Designed as a measurement for digital video ads, viewability is meant to give you an idea of whether or not people see the content you promote. However, when it comes to viewability, marketers aren’t getting a clear answer of whether people are actually watching and engaging in the video.
The Media Rating Council defines a video as ‘viewable’ if 50 percent of its pixels are visible for at least two seconds. But Strata discovered that very few people can recognize a brand within two seconds.
24% of people can identify the brand and products in a video within 1-2 seconds, which is what the Media Rating Council defines as ‘viewable’
Just about one-quarter of survey respondents said they could identify what brand and products were in a video within a second or two. This means that 75 percent of viewers need more time to determine who it came from or what it’s about, which isn’t an effective way to measure whether or not it was successful.
Brands that see a lot of results with video marketing don’t hang their hats on viewability metrics. They’re working toward views, engagement and click-throughs to assess whether the video content is effective.
Marketing Land’s Amy Gesenhues interviewed marketing execs from Tough Mudder and AARP to learn what’s driving their success and how they determine the ROI of their video content.
Comments show real connections with the video content
AARP’s Tammy Gordon said comments are the most valuable result for the brand because it shows the message is resonating with viewers.
Speaking about a specific campaign’s success, she pointed out that “While the 250,000+ views were awesome, the more insightful metric was the 150+ comments from people who … shared stories.”
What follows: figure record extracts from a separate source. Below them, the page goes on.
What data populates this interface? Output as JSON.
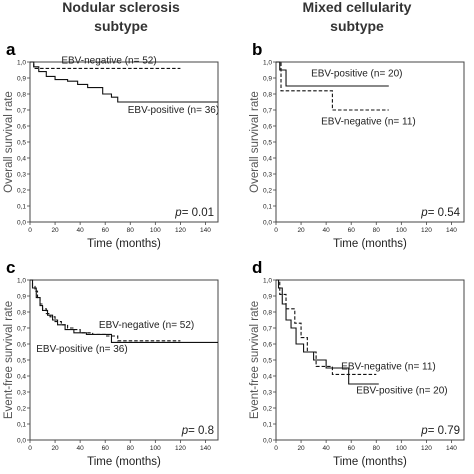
{
  "column_titles": [
    [
      "Nodular sclerosis",
      "subtype"
    ],
    [
      "Mixed cellularity",
      "subtype"
    ]
  ],
  "chart_data": [
    {
      "panel": "a",
      "type": "line",
      "step": true,
      "xlabel": "Time (months)",
      "ylabel": "Overall survival rate",
      "xlim": [
        0,
        150
      ],
      "ylim": [
        0,
        1
      ],
      "xticks": [
        "0",
        "20",
        "40",
        "60",
        "80",
        "100",
        "120",
        "140"
      ],
      "yticks": [
        "0,0",
        "0,1",
        "0,2",
        "0,3",
        "0,4",
        "0,5",
        "0,6",
        "0,7",
        "0,8",
        "0,9",
        "1,0"
      ],
      "p_value": "0.01",
      "series": [
        {
          "name": "EBV-negative (n= 52)",
          "dash": true,
          "x": [
            0,
            3,
            120
          ],
          "y": [
            1.0,
            0.96,
            0.96
          ]
        },
        {
          "name": "EBV-positive (n= 36)",
          "dash": false,
          "x": [
            0,
            3,
            7,
            13,
            20,
            30,
            38,
            46,
            58,
            65,
            70,
            150
          ],
          "y": [
            1.0,
            0.97,
            0.94,
            0.91,
            0.89,
            0.88,
            0.86,
            0.84,
            0.8,
            0.78,
            0.75,
            0.75
          ]
        }
      ],
      "annotations": [
        {
          "series": 0,
          "text": "EBV-negative (n= 52)",
          "x": 25,
          "y": 0.99
        },
        {
          "series": 1,
          "text": "EBV-positive (n= 36)",
          "x": 78,
          "y": 0.68
        }
      ]
    },
    {
      "panel": "b",
      "type": "line",
      "step": true,
      "xlabel": "Time (months)",
      "ylabel": "Overall survival rate",
      "xlim": [
        0,
        150
      ],
      "ylim": [
        0,
        1
      ],
      "xticks": [
        "0",
        "20",
        "40",
        "60",
        "80",
        "100",
        "120",
        "140"
      ],
      "yticks": [
        "0,0",
        "0,1",
        "0,2",
        "0,3",
        "0,4",
        "0,5",
        "0,6",
        "0,7",
        "0,8",
        "0,9",
        "1,0"
      ],
      "p_value": "0.54",
      "series": [
        {
          "name": "EBV-positive (n= 20)",
          "dash": false,
          "x": [
            0,
            3,
            8,
            90
          ],
          "y": [
            1.0,
            0.95,
            0.85,
            0.85
          ]
        },
        {
          "name": "EBV-negative (n= 11)",
          "dash": true,
          "x": [
            0,
            4,
            45,
            90
          ],
          "y": [
            1.0,
            0.82,
            0.7,
            0.7
          ]
        }
      ],
      "annotations": [
        {
          "series": 0,
          "text": "EBV-positive (n= 20)",
          "x": 28,
          "y": 0.91
        },
        {
          "series": 1,
          "text": "EBV-negative (n= 11)",
          "x": 36,
          "y": 0.61
        }
      ]
    },
    {
      "panel": "c",
      "type": "line",
      "step": true,
      "xlabel": "Time (months)",
      "ylabel": "Event-free survival rate",
      "xlim": [
        0,
        150
      ],
      "ylim": [
        0,
        1
      ],
      "xticks": [
        "0",
        "20",
        "40",
        "60",
        "80",
        "100",
        "120",
        "140"
      ],
      "yticks": [
        "0,0",
        "0,1",
        "0,2",
        "0,3",
        "0,4",
        "0,5",
        "0,6",
        "0,7",
        "0,8",
        "0,9",
        "1,0"
      ],
      "p_value": "0.8",
      "series": [
        {
          "name": "EBV-negative (n= 52)",
          "dash": true,
          "x": [
            0,
            2,
            4,
            6,
            8,
            10,
            13,
            16,
            20,
            25,
            30,
            35,
            40,
            50,
            60,
            70,
            90,
            120
          ],
          "y": [
            1.0,
            0.96,
            0.93,
            0.89,
            0.85,
            0.82,
            0.79,
            0.77,
            0.74,
            0.72,
            0.7,
            0.69,
            0.67,
            0.66,
            0.65,
            0.62,
            0.62,
            0.62
          ]
        },
        {
          "name": "EBV-positive (n= 36)",
          "dash": false,
          "x": [
            0,
            2,
            5,
            8,
            10,
            14,
            18,
            22,
            28,
            35,
            45,
            60,
            65,
            150
          ],
          "y": [
            1.0,
            0.95,
            0.89,
            0.84,
            0.81,
            0.78,
            0.75,
            0.72,
            0.69,
            0.67,
            0.66,
            0.66,
            0.61,
            0.61
          ]
        }
      ],
      "annotations": [
        {
          "series": 0,
          "text": "EBV-negative (n= 52)",
          "x": 55,
          "y": 0.7
        },
        {
          "series": 1,
          "text": "EBV-positive (n=  36)",
          "x": 5,
          "y": 0.55
        }
      ]
    },
    {
      "panel": "d",
      "type": "line",
      "step": true,
      "xlabel": "Time (months)",
      "ylabel": "Event-free survival rate",
      "xlim": [
        0,
        150
      ],
      "ylim": [
        0,
        1
      ],
      "xticks": [
        "0",
        "20",
        "40",
        "60",
        "80",
        "100",
        "120",
        "140"
      ],
      "yticks": [
        "0,0",
        "0,1",
        "0,2",
        "0,3",
        "0,4",
        "0,5",
        "0,6",
        "0,7",
        "0,8",
        "0,9",
        "1,0"
      ],
      "p_value": "0.79",
      "series": [
        {
          "name": "EBV-negative (n= 11)",
          "dash": true,
          "x": [
            0,
            3,
            8,
            15,
            20,
            25,
            32,
            45,
            55,
            80
          ],
          "y": [
            1.0,
            0.91,
            0.82,
            0.73,
            0.64,
            0.55,
            0.46,
            0.41,
            0.41,
            0.41
          ]
        },
        {
          "name": "EBV-positive (n= 20)",
          "dash": false,
          "x": [
            0,
            2,
            5,
            8,
            12,
            16,
            22,
            30,
            40,
            58,
            82
          ],
          "y": [
            1.0,
            0.95,
            0.85,
            0.75,
            0.7,
            0.6,
            0.55,
            0.5,
            0.45,
            0.35,
            0.35
          ]
        }
      ],
      "annotations": [
        {
          "series": 0,
          "text": "EBV-negative (n= 11)",
          "x": 52,
          "y": 0.44
        },
        {
          "series": 1,
          "text": "EBV-positive (n= 20)",
          "x": 64,
          "y": 0.29
        }
      ]
    }
  ]
}
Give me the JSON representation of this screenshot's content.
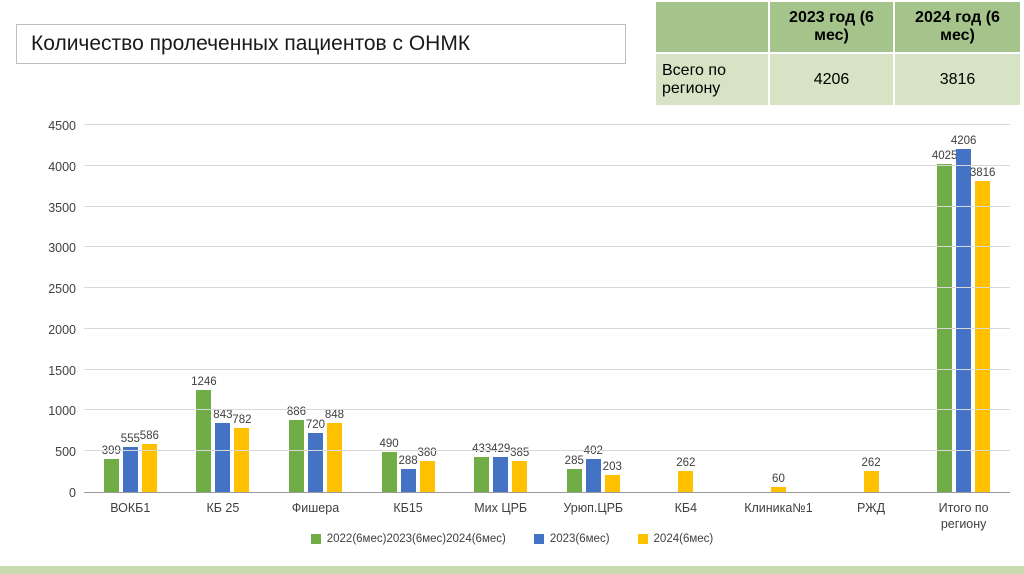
{
  "title": "Количество пролеченных пациентов с ОНМК",
  "table": {
    "headers": [
      "2023 год (6 мес)",
      "2024 год (6 мес)"
    ],
    "row_label": "Всего по региону",
    "values": [
      "4206",
      "3816"
    ]
  },
  "chart_data": {
    "type": "bar",
    "categories": [
      "ВОКБ1",
      "КБ 25",
      "Фишера",
      "КБ15",
      "Мих ЦРБ",
      "Урюп.ЦРБ",
      "КБ4",
      "Клиника№1",
      "РЖД",
      "Итого по региону"
    ],
    "series": [
      {
        "name": "2022(6мес)2023(6мес)2024(6мес)",
        "color": "#70AD47",
        "values": [
          399,
          1246,
          886,
          490,
          433,
          285,
          null,
          null,
          null,
          4025
        ]
      },
      {
        "name": "2023(6мес)",
        "color": "#4472C4",
        "values": [
          555,
          843,
          720,
          288,
          429,
          402,
          null,
          null,
          null,
          4206
        ]
      },
      {
        "name": "2024(6мес)",
        "color": "#FFC000",
        "values": [
          586,
          782,
          848,
          380,
          385,
          203,
          262,
          60,
          262,
          3816
        ]
      }
    ],
    "ylim": [
      0,
      4500
    ],
    "ytick_step": 500,
    "grid": true,
    "legend_position": "bottom"
  },
  "colors": {
    "table_header_bg": "#a5c48c",
    "table_body_bg": "#d6e3c5",
    "gridline": "#d9d9d9",
    "bottom_strip": "#c8dbae"
  }
}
Engagement (not just views) leads to conversions
Tough Mudder’s Jerome Hiquet said the brand is focused on engagement over views, because people who not only watch videos from start to finish but also go on to share them with their personal networks are more likely to convert and sign up for an event.
“We don’t want consumers to view a video and close their screens.”
“We don’t want consumers to view a video and close their screens; we want them to spend time engaging with our websites and social channels, sharing our videos within their network, and, then, ultimately, purchasing tickets to participate in an upcoming event,” Hiquet explained.
In a recent blog post, Brafton’s Senior Content Marketing Strategist Sara Berke gave offered four metrics that will help marketers’ quantify the return on their investment in video:
When a user hit play
If they replayed
When they paused and for how long
When/if they clicked a CTA
If they stop watching halfway through, your video might be too long. If they clicked a call to action, the video clearly piqued their interest enough to drive a conversion.
Better metrics put a lid on ROI concerns
Specific behavioral data will help you understand when people are really engaged in the video, and whether your content is supporting your goals. This is a stronger indicator than ‘viewability,’ which just means your target audience could have seen your video. It doesn’t mean they actually watched it or made the association with your brand.
As you look to invest more in video this year, you will need better ways to measure results in order to quantify ROI (which is something 45 percent see as an obstacle).
Go into a multimedia marketing campaign with clear goals, such as: We need to increase engagement 30 percent, or we want to generate x more conversions each quarter. These are the metrics that actually show you whether you’re missing the marketing, or hitting your objectives with online video marketing.